Stones for the walls of the Salt Lake Temple of the LDS Church came from this area. As construction began on the temple, Church authorities selected the rock in this canyon as the "best material that can be furnished in the mountains of North America."
Workers began quarrying the huge boulders on the canyon floor in 1861. That work continued almost nonstop for twenty-five years. Immigrants from Europe taught quarrymen to split off rocks into various sizes. Then teamsters hauled the rough-hewn stones to Temple Square, where expert stonecutters gave them their final shape.
Moving the stones from the canyon was a real challenge. Smaller stones were loaded onto ox-drawn wagons. Larger stones, some measuring three-feet square and weighing over two tons, could not be lifted. Workers drove a reinforced wagon over such a stone and dug trenches under the wheels until the frame rested on it. With the stone lashed under the frame, oxen or mules pulled the wagon out of the trenches and onto the road. Many wagons broke down under the stress of carrying that much weight twenty miles to the temple.

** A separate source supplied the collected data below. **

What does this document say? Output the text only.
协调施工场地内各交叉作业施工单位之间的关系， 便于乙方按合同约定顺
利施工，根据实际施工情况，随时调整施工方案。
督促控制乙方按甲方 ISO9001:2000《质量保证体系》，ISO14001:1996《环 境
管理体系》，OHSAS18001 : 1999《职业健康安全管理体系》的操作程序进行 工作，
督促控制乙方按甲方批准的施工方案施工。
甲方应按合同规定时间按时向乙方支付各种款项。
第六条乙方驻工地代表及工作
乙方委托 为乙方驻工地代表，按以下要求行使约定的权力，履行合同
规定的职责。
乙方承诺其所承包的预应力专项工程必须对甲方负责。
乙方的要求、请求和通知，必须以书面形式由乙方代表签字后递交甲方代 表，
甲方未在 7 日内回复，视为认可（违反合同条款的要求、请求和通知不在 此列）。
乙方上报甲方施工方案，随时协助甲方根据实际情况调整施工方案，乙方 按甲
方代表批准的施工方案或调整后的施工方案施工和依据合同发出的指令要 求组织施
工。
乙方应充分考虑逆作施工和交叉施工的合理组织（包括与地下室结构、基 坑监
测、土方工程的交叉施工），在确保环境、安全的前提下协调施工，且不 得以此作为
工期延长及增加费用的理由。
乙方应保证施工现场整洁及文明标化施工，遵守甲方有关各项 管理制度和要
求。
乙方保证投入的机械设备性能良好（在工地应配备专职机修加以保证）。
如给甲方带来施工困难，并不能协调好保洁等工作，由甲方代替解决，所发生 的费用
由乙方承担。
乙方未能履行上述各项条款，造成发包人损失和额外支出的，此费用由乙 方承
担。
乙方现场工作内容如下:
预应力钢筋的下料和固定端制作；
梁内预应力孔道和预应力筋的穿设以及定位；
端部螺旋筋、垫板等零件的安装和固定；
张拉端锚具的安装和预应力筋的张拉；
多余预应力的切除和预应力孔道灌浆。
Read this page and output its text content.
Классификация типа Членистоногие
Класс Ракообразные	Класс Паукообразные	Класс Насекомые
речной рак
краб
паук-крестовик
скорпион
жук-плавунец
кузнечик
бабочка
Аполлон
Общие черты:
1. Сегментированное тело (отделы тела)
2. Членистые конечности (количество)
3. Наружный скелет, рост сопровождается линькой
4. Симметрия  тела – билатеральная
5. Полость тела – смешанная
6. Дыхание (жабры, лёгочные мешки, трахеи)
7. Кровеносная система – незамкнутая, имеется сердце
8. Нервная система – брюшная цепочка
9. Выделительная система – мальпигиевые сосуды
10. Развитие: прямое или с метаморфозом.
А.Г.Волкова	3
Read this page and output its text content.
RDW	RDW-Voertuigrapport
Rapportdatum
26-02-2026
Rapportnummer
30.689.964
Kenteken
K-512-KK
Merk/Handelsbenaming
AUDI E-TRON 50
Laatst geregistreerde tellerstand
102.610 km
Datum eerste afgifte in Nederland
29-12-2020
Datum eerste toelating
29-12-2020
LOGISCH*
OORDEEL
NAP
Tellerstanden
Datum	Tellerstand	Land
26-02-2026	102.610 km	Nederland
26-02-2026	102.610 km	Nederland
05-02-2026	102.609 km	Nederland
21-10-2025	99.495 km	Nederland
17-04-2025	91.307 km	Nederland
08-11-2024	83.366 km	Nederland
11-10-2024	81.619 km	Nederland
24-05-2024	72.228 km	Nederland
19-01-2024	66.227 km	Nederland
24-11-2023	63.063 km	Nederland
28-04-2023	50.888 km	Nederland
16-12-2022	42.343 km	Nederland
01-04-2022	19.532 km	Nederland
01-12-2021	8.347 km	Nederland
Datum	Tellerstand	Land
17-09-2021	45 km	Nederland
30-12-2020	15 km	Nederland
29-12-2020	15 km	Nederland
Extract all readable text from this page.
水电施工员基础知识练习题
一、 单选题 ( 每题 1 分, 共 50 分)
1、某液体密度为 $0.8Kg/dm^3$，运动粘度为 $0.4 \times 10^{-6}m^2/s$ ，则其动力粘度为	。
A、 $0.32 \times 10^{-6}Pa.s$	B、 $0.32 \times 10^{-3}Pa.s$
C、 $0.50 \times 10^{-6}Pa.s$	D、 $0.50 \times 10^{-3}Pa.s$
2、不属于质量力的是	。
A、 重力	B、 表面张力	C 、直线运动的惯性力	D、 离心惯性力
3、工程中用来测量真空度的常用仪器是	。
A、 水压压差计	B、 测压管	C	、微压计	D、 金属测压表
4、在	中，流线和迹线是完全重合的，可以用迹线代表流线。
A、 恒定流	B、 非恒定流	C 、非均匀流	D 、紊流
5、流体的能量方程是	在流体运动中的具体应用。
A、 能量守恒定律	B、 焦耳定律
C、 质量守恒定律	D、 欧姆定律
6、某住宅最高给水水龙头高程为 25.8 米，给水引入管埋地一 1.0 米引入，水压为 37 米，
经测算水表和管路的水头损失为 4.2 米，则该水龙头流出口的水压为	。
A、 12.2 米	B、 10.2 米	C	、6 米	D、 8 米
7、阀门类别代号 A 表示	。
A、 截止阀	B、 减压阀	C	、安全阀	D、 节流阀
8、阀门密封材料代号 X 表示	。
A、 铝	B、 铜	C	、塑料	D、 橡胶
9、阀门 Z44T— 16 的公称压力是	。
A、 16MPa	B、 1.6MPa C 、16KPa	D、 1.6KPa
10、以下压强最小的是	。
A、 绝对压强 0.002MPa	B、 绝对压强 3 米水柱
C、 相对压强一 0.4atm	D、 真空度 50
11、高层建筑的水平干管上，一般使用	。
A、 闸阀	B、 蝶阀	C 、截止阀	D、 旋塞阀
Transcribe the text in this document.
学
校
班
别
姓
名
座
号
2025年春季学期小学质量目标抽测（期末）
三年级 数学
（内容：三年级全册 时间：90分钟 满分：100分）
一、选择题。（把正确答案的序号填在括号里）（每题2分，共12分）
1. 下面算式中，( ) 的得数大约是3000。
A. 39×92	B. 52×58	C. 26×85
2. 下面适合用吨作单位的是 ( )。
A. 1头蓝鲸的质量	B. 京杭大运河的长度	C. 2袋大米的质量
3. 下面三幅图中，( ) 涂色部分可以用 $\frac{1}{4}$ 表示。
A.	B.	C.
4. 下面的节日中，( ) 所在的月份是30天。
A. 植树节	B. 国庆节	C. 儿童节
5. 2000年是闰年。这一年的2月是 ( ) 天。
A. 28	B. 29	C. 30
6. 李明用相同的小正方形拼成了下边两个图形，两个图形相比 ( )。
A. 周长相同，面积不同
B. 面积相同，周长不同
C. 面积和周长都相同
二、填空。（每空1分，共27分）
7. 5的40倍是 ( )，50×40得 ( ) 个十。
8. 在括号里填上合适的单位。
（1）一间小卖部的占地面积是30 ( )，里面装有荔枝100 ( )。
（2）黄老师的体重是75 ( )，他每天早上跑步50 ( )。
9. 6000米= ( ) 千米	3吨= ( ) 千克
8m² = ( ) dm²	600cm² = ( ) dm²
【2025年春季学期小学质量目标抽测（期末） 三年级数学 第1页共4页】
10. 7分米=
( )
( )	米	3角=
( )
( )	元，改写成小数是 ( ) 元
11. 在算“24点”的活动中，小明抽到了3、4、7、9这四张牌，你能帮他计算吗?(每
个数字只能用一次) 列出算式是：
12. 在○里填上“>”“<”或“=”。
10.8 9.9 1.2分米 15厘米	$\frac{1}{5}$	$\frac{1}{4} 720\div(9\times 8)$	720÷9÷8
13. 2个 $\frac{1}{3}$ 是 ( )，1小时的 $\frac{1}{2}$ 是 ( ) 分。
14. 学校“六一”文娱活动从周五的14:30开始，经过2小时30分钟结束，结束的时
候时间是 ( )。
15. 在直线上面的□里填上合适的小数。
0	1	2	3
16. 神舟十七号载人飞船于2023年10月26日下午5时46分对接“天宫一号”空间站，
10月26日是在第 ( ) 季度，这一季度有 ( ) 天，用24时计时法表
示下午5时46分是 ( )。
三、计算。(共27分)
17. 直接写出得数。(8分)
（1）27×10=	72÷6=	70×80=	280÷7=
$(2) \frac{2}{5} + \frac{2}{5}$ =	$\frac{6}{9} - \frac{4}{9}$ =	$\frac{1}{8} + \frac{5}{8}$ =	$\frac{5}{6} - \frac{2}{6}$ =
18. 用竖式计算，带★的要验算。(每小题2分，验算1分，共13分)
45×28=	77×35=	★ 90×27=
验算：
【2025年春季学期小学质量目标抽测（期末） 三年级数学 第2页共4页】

The slow transport delayed construction, so in the late 1860s crews dug a canal to float the stones to Salt Lake City on barges. This method did not work well and was abandoned when the railroad came to Utah. Beginning in 1871 the stones were hauled on flat cars from the railroad station in Sandy right onto Temple Square. In 1873 the Church and local miners built a narrow gauge railway up into the canyon. Some of today's main roads follow the routes pioneered by those stone-laden wagons and rails.
By the late 1880s the temple walls were up and activity at the quarries stopped. Stones from here have also been used for a few other structures, notably the Utah State Capitol Building and the "This is the Place" Monument. However, this site is still best known as the Temple Stone Quarry.